The government collapsed just days before the parliament was set to debate legislation to make it harder to use generous statute of limitation laws to avoid prison. With trials and legal appeals often taking years, thousands of criminal cases are thrown out for exceeding the statute of limitations while they are still winding their way through the court system.

Renzi, the leader of the small Italia Viva party he spun off from the Democratic Party, was expected to not vote for the pending legislation to tighten the statute of limitation laws.

“A lot of people in Italy, especially the political class, have problems with this because, you know, who knows: it may affect themselves, or people they know or their families,” said Wolfgang Munchau, the head of EuroIntelligence, a political risk firm based in the United Kingdom, in a recent briefing about the Italian political crisis. “A lot of Italian politicians have had conflicts with the law: Silvio Berlusconi famously; Matteo Salvini, Renzi's father.

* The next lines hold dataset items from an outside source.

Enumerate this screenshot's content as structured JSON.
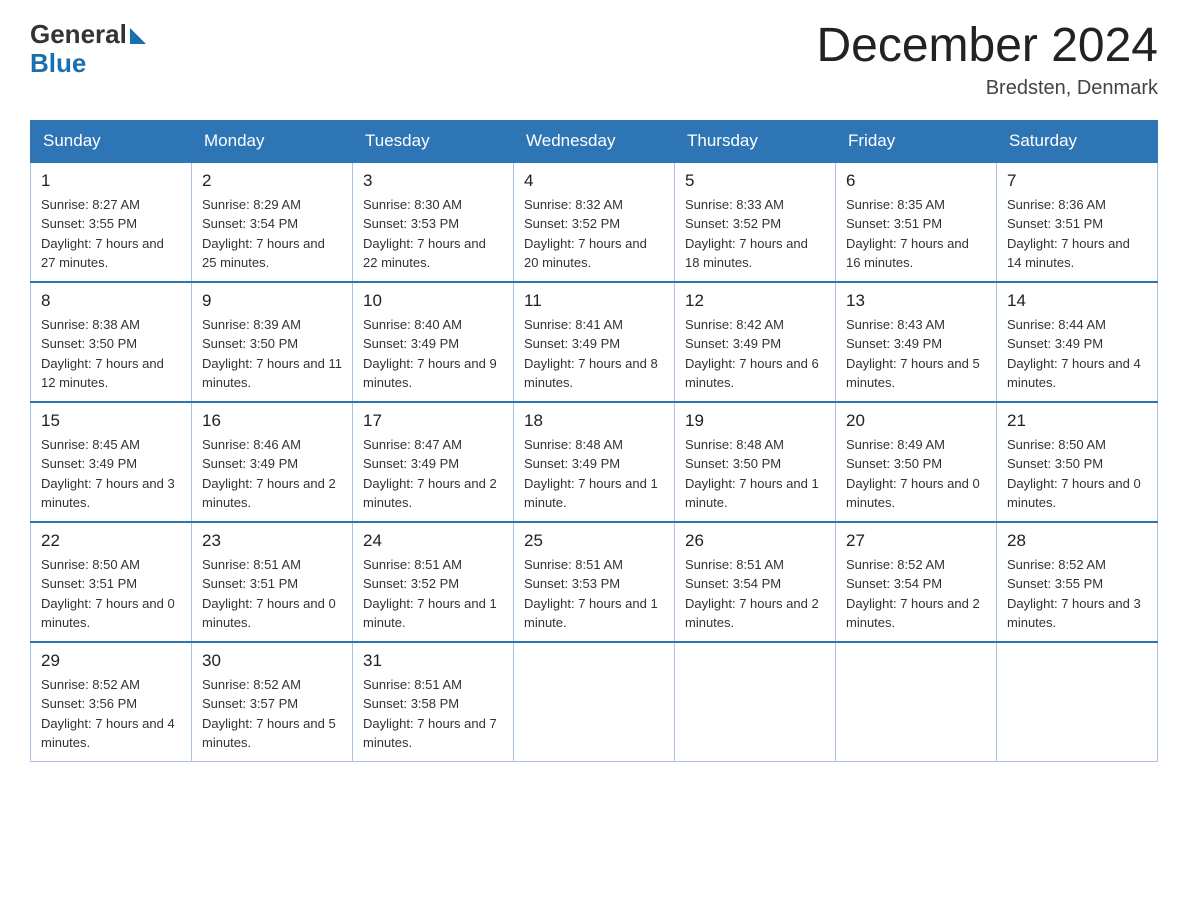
{
  "header": {
    "logo_text_general": "General",
    "logo_text_blue": "Blue",
    "month_title": "December 2024",
    "location": "Bredsten, Denmark"
  },
  "days_of_week": [
    "Sunday",
    "Monday",
    "Tuesday",
    "Wednesday",
    "Thursday",
    "Friday",
    "Saturday"
  ],
  "weeks": [
    [
      {
        "num": "1",
        "sunrise": "8:27 AM",
        "sunset": "3:55 PM",
        "daylight": "7 hours and 27 minutes."
      },
      {
        "num": "2",
        "sunrise": "8:29 AM",
        "sunset": "3:54 PM",
        "daylight": "7 hours and 25 minutes."
      },
      {
        "num": "3",
        "sunrise": "8:30 AM",
        "sunset": "3:53 PM",
        "daylight": "7 hours and 22 minutes."
      },
      {
        "num": "4",
        "sunrise": "8:32 AM",
        "sunset": "3:52 PM",
        "daylight": "7 hours and 20 minutes."
      },
      {
        "num": "5",
        "sunrise": "8:33 AM",
        "sunset": "3:52 PM",
        "daylight": "7 hours and 18 minutes."
      },
      {
        "num": "6",
        "sunrise": "8:35 AM",
        "sunset": "3:51 PM",
        "daylight": "7 hours and 16 minutes."
      },
      {
        "num": "7",
        "sunrise": "8:36 AM",
        "sunset": "3:51 PM",
        "daylight": "7 hours and 14 minutes."
      }
    ],
    [
      {
        "num": "8",
        "sunrise": "8:38 AM",
        "sunset": "3:50 PM",
        "daylight": "7 hours and 12 minutes."
      },
      {
        "num": "9",
        "sunrise": "8:39 AM",
        "sunset": "3:50 PM",
        "daylight": "7 hours and 11 minutes."
      },
      {
        "num": "10",
        "sunrise": "8:40 AM",
        "sunset": "3:49 PM",
        "daylight": "7 hours and 9 minutes."
      },
      {
        "num": "11",
        "sunrise": "8:41 AM",
        "sunset": "3:49 PM",
        "daylight": "7 hours and 8 minutes."
      },
      {
        "num": "12",
        "sunrise": "8:42 AM",
        "sunset": "3:49 PM",
        "daylight": "7 hours and 6 minutes."
      },
      {
        "num": "13",
        "sunrise": "8:43 AM",
        "sunset": "3:49 PM",
        "daylight": "7 hours and 5 minutes."
      },
      {
        "num": "14",
        "sunrise": "8:44 AM",
        "sunset": "3:49 PM",
        "daylight": "7 hours and 4 minutes."
      }
    ],
    [
      {
        "num": "15",
        "sunrise": "8:45 AM",
        "sunset": "3:49 PM",
        "daylight": "7 hours and 3 minutes."
      },
      {
        "num": "16",
        "sunrise": "8:46 AM",
        "sunset": "3:49 PM",
        "daylight": "7 hours and 2 minutes."
      },
      {
        "num": "17",
        "sunrise": "8:47 AM",
        "sunset": "3:49 PM",
        "daylight": "7 hours and 2 minutes."
      },
      {
        "num": "18",
        "sunrise": "8:48 AM",
        "sunset": "3:49 PM",
        "daylight": "7 hours and 1 minute."
      },
      {
        "num": "19",
        "sunrise": "8:48 AM",
        "sunset": "3:50 PM",
        "daylight": "7 hours and 1 minute."
      },
      {
        "num": "20",
        "sunrise": "8:49 AM",
        "sunset": "3:50 PM",
        "daylight": "7 hours and 0 minutes."
      },
      {
        "num": "21",
        "sunrise": "8:50 AM",
        "sunset": "3:50 PM",
        "daylight": "7 hours and 0 minutes."
      }
    ],
    [
      {
        "num": "22",
        "sunrise": "8:50 AM",
        "sunset": "3:51 PM",
        "daylight": "7 hours and 0 minutes."
      },
      {
        "num": "23",
        "sunrise": "8:51 AM",
        "sunset": "3:51 PM",
        "daylight": "7 hours and 0 minutes."
      },
      {
        "num": "24",
        "sunrise": "8:51 AM",
        "sunset": "3:52 PM",
        "daylight": "7 hours and 1 minute."
      },
      {
        "num": "25",
        "sunrise": "8:51 AM",
        "sunset": "3:53 PM",
        "daylight": "7 hours and 1 minute."
      },
      {
        "num": "26",
        "sunrise": "8:51 AM",
        "sunset": "3:54 PM",
        "daylight": "7 hours and 2 minutes."
      },
      {
        "num": "27",
        "sunrise": "8:52 AM",
        "sunset": "3:54 PM",
        "daylight": "7 hours and 2 minutes."
      },
      {
        "num": "28",
        "sunrise": "8:52 AM",
        "sunset": "3:55 PM",
        "daylight": "7 hours and 3 minutes."
      }
    ],
    [
      {
        "num": "29",
        "sunrise": "8:52 AM",
        "sunset": "3:56 PM",
        "daylight": "7 hours and 4 minutes."
      },
      {
        "num": "30",
        "sunrise": "8:52 AM",
        "sunset": "3:57 PM",
        "daylight": "7 hours and 5 minutes."
      },
      {
        "num": "31",
        "sunrise": "8:51 AM",
        "sunset": "3:58 PM",
        "daylight": "7 hours and 7 minutes."
      },
      null,
      null,
      null,
      null
    ]
  ]
}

There has been a constant stream of criminal trials against Italian politicians. Italy is quite unique in that respect. So any reform of the criminal justice system is inherently political.”

These reforms are viewed as a must-win piece of legislation for the 5-Star Movement, which came into power on a platform of fighting corruption. Thus, faced with the possibility of a major legislative defeat, the 5-Stars and Conte decided to pull the plug on the coalition government and gamble on finding new partners with which to form a government.

Conte is not a 5-Star member but he was chosen by the party as a consensus-building independent prime minister. Conte has been rumored to be considering forming his own party, which complicates the situation even further.

Some analysts say the 5-Stars now see Conte as a threat because he has become popular thanks to his efficient handling of the pandemic and wish to see him replaced as prime minister.

“I do not see a third Conte” government, Munchau said.

For now, the 5-Stars and the Democratic Party are looking to persuade unaffiliated centrists in parliament to join their coalition. There is even speculation that Berlusconi's center-right party, Forza Italia, might be willing to join a coalition. That outcome though, remains remote because Berlusconi – the business magnate and former prime minister – will likely not want to antagonize his allies on the right, the League and the Brothers of Italy.

Early elections are viewed as an unlikely outcome because the 5-Stars would likely get pummeled.

“They have a lot to lose if there were elections. They absolutely oppose elections,” Munchau said.

The 5-Stars came out of the 2018 elections as the largest party after picking up about 33% of the vote. But the party's popularity has sank and some polls show it picking up only 10% of the vote now. Polls show Italy's right-wing parties winning a majority if elections were held.

“Elections are improbable, but not impossible,” said Giovanni Orsina, the director of the school of government at the Luiss-Guido Carli University in Rome, on Sky television.

Naturally, Salvini and others on the right are calling for new elections, arguing that Italy needs a stable government at this time of crisis.

“What we're witnessing is an embarrassment,” said Claudio Durigon, a member with the League, on Sky. “Italy needs a government with a very clear agenda. Italy and Italians need a strong government.”

“We sometimes call Italian politics the snake pit,” Munchau said. “It's also very hard to forecast, there are many unforeseeable things that happen.”

The collapse of Conte's coalition marked the end of Italy's 66th government since the end of World War II.


Courthouse News reporter Cain Burdeau is based in the European Union.